The Only Crop Banned From The Futures Trading Market In The United States Is?
Onions probably strike you as a rather boring vegetable, not particularly exotic, nor particularly enticing on their own (rare is the person that wants a big crisp bite of a fresh uncooked onion). The onion seems, frankly, like the vegetable crop least likely, this side of the potato, to start a scandal that leads to regulatory action.
Yet in the 1950s, that’s exactly what happened thanks to two onion traders, Sam Siegel and Vincent Kosuga. In 1955, the pair cornered the onion futures market in the Chicago Mercantile Exchange by buying huge amounts of onions. How huge? By the end of 1955, they had purchased enough onions and onion futures so that they controlled 98 percent of the onion market and millions of pounds of onions were shipped to their warehouses in Chicago. At peak holdings, they had 30,000,000 pounds of onions sitting in storage. They then turned around and forced onion growers to purchase their inventory by threatening to flood the market with onions if they did not.
The resulting political and market turbulence led to wild fluctuations in the price of onions, bankrupted many onion farmers, and caused such a public outcry that it became a national issue drawing the attention of government agencies (the U.S. Senate Committee on Agriculture and the House Committee on Agriculture) and then Congressman (and future President) Gerald Ford.

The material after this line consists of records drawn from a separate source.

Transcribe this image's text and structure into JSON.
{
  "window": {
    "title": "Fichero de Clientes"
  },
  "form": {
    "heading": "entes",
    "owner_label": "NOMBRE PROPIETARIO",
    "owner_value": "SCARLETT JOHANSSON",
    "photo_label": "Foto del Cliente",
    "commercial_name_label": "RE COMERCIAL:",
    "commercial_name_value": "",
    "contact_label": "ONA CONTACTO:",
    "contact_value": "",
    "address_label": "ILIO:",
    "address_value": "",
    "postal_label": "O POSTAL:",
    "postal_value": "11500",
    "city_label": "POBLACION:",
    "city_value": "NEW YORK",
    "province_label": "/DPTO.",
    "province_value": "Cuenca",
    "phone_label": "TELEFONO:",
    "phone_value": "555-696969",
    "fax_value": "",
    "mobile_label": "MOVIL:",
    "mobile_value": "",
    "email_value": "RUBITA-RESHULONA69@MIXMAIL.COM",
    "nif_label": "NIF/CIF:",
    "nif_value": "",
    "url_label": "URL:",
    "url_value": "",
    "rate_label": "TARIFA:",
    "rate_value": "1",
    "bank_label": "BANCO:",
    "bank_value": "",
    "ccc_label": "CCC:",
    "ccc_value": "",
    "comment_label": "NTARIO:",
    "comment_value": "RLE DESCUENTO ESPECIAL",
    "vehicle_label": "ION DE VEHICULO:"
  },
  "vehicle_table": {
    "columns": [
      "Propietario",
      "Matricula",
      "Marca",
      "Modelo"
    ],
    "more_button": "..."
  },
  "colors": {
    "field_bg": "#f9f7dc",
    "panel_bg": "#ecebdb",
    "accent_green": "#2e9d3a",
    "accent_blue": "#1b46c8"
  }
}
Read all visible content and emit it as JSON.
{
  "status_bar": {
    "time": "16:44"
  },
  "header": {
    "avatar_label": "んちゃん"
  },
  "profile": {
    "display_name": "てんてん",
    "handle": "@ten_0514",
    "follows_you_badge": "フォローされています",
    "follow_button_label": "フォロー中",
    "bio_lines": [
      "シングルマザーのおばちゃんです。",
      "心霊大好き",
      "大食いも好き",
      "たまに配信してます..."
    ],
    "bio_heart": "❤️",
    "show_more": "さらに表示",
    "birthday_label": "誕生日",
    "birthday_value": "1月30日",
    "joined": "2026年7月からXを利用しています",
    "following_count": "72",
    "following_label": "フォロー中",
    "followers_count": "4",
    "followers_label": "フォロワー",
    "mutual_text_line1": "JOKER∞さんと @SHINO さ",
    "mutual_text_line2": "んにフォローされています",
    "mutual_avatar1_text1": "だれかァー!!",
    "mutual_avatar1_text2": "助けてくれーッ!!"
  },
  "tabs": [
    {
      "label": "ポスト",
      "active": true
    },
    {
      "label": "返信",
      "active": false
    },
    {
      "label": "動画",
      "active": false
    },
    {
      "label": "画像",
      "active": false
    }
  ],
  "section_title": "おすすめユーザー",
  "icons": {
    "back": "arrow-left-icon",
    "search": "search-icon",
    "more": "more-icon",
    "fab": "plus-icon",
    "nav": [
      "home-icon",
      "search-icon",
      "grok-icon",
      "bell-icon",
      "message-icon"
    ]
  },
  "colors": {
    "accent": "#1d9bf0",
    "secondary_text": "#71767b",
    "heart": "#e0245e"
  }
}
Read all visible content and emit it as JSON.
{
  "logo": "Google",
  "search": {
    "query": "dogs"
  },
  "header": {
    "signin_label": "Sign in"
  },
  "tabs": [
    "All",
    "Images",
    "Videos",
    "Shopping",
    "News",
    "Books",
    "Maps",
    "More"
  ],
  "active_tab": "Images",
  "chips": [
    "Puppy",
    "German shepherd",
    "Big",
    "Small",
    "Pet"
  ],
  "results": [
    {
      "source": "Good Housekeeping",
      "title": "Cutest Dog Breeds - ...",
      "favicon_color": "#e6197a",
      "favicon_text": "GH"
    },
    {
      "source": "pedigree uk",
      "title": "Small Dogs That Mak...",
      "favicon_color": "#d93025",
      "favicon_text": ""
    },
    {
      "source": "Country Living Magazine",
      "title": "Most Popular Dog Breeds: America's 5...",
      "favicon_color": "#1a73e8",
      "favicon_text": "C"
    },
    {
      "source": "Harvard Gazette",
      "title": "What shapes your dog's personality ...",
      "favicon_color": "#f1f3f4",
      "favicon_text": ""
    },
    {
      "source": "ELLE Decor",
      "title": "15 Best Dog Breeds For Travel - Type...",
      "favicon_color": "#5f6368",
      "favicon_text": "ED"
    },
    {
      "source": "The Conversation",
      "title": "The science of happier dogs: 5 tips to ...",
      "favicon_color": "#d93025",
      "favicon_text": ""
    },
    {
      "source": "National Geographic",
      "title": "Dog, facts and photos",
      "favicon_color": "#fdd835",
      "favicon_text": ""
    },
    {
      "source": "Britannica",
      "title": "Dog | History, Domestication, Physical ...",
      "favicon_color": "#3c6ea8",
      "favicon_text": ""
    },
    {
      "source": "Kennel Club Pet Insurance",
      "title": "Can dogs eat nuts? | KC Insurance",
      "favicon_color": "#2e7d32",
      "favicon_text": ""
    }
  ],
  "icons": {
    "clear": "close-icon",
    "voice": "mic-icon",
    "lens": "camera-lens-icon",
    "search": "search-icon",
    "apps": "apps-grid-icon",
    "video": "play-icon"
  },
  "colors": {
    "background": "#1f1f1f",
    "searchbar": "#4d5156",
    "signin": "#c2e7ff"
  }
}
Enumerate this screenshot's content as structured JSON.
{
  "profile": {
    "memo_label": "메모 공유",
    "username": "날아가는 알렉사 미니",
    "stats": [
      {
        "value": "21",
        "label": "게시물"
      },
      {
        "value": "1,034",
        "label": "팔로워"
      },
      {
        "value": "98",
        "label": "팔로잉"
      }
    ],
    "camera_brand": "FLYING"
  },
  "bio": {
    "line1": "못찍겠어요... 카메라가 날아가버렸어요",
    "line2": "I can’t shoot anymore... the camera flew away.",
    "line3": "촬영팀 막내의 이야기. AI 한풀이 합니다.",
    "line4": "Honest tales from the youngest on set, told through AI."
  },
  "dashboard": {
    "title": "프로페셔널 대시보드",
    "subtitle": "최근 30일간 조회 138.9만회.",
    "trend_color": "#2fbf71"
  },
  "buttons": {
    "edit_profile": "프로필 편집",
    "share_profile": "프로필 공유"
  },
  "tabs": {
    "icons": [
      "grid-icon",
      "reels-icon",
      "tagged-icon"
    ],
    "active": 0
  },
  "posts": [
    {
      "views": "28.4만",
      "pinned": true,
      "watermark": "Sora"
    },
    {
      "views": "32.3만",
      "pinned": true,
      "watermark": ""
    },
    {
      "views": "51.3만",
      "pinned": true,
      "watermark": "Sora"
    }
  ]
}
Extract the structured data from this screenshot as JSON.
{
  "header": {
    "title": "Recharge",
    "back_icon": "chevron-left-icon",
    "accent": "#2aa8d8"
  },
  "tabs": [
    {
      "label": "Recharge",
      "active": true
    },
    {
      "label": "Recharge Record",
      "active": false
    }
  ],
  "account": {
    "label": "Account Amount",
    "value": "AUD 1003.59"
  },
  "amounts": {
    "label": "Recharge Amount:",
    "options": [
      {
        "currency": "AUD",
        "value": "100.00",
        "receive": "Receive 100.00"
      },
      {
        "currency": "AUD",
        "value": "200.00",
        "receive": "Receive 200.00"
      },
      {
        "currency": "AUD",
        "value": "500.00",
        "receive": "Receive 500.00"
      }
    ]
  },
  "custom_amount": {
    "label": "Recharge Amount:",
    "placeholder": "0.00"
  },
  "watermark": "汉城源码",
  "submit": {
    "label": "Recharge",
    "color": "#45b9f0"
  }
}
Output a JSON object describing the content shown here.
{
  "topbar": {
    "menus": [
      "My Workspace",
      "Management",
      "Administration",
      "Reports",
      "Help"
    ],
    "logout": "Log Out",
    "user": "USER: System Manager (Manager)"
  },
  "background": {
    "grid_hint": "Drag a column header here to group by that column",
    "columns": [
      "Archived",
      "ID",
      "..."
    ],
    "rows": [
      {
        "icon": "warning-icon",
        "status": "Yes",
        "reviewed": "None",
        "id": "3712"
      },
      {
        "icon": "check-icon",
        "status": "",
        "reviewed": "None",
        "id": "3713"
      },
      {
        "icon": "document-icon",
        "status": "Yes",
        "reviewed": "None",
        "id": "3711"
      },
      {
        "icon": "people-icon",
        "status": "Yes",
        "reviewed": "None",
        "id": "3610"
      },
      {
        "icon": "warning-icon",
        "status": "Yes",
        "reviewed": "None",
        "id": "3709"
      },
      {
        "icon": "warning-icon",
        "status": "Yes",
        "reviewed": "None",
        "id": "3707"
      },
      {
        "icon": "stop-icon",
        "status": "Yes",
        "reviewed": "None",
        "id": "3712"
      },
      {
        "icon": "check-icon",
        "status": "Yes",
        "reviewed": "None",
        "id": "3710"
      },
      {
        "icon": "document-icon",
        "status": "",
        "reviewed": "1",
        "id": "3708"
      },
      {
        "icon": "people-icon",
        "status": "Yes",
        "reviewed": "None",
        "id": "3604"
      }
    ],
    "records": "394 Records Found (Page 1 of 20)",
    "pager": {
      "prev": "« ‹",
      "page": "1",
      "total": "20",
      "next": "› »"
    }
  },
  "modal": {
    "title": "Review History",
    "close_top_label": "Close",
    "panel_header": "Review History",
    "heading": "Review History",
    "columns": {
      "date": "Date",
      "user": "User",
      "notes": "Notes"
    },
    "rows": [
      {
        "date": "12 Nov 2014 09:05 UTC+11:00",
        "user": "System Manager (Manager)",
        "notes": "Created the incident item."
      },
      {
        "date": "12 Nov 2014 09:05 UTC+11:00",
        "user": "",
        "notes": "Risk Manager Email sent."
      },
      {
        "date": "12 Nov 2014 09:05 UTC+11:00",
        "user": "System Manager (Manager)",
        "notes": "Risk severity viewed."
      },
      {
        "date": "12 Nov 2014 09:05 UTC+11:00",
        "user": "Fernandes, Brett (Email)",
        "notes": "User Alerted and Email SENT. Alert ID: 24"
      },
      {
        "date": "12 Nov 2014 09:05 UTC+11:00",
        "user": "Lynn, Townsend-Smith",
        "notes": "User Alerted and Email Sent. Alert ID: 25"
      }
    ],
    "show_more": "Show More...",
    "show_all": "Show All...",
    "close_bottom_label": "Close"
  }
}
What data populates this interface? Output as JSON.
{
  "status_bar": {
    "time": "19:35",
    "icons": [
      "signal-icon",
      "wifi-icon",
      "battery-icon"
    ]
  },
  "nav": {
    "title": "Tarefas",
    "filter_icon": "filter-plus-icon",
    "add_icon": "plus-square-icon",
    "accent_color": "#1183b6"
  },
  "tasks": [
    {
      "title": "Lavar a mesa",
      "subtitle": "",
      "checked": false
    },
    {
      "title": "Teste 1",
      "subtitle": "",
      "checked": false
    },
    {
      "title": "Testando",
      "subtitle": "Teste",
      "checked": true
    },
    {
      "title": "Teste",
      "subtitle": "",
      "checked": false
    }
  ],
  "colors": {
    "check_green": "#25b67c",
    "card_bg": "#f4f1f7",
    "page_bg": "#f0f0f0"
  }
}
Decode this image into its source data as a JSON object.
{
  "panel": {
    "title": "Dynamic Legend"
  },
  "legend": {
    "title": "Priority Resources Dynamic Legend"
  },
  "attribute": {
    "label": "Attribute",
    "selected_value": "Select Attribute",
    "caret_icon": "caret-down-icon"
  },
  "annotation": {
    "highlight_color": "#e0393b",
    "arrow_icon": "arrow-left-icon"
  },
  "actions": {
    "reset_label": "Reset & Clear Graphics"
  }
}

A bill was drawn up banning the trading of onion futures and was signed into law by U.S. President Dwight Eisenhower in 1958. Despite protest from the Chicago Mercantile Exchange that the bill unfairly targeted a large portion of their market (onion stock and futures made up 20 percent of their trading at the time), a federal judge upheld the bill. They didn’t push the issue forward to the Supreme Court and the bill remains in effect to this day.